В голове у него было светло и пусто, и
ни одна мысль не могла составиться на такой почве.
– Ну, в общем, мы тогда пошли, – поднялся
Севелев. – Извини, если что.
– До свиданья, – нежно попрощался с ними
Чех, не вставая с кровати. – Сами извините.
– Спокойной ночи, Чешичек,
– сказали они и вышли.
Чех понял, что больше в кармане деньги
носить не нужно, и вернул конверт под матрас, и лег спать.
После этого случая он, конечно, не
перестал сходить с ума по квартире или постоянно считать свои деньги, но что-то
все же изменилось в его жизни, что-то, чего он сам и не заметил.

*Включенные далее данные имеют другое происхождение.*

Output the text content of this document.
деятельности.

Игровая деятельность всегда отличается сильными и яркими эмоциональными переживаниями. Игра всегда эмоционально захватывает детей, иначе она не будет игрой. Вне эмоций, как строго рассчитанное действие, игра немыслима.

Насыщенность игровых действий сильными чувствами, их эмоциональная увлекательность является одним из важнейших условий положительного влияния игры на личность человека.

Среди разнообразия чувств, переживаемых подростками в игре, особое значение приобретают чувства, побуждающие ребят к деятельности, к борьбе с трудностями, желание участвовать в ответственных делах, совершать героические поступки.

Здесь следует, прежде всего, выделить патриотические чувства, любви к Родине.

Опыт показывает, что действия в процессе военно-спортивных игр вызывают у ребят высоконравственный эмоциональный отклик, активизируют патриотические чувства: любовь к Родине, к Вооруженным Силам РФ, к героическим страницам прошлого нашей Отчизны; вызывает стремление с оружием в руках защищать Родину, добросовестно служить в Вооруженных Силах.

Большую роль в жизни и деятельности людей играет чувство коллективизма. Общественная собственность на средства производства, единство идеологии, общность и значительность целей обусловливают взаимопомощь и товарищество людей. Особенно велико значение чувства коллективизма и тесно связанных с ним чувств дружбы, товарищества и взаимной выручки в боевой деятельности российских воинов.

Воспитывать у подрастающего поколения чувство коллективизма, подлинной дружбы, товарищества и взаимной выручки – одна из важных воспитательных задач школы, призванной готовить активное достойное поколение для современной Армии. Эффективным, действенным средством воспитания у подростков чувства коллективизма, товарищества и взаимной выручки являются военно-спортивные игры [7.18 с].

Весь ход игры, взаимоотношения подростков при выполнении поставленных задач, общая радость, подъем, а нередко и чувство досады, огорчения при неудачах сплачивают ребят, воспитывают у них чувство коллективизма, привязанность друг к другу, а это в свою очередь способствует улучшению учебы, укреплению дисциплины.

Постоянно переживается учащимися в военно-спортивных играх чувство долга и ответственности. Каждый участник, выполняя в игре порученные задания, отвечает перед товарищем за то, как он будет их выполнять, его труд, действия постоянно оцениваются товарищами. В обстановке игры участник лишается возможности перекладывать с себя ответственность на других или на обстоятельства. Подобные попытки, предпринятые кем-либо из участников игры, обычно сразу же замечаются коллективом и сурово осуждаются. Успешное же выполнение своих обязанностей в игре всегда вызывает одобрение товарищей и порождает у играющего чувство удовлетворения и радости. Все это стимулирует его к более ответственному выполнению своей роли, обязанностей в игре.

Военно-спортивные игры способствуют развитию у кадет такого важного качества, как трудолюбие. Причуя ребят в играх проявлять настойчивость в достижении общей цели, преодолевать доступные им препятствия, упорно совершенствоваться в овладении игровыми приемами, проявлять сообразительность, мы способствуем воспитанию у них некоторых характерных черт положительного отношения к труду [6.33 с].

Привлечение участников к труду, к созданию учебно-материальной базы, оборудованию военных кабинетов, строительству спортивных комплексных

Время от времени, редко, но иногда он
стал себе понемножечку позволять.
Да, он мог ходить всю неделю как
окунутый, будто раньше, но потом пойти и купить себе что-нибудь сладкое, а то и
раз в месяц шляпу какую-нибудь прикупить, или перчатки, а то и вовсе –
безделицу в подарок родителям. Он не стал снова курить, или, положим, выпивать,
– нет, ничего такого, просто чуть-чуть себя баловал. Ведь квартира была так
далеко, а жить ему хотелось сейчас.
По праздникам он ходил в город и кушал
угощения, купленные в праздничных лотках, и подолгу смотрел на людей, а с
особенной приязнью и долготой смотрел на то, как играют дети.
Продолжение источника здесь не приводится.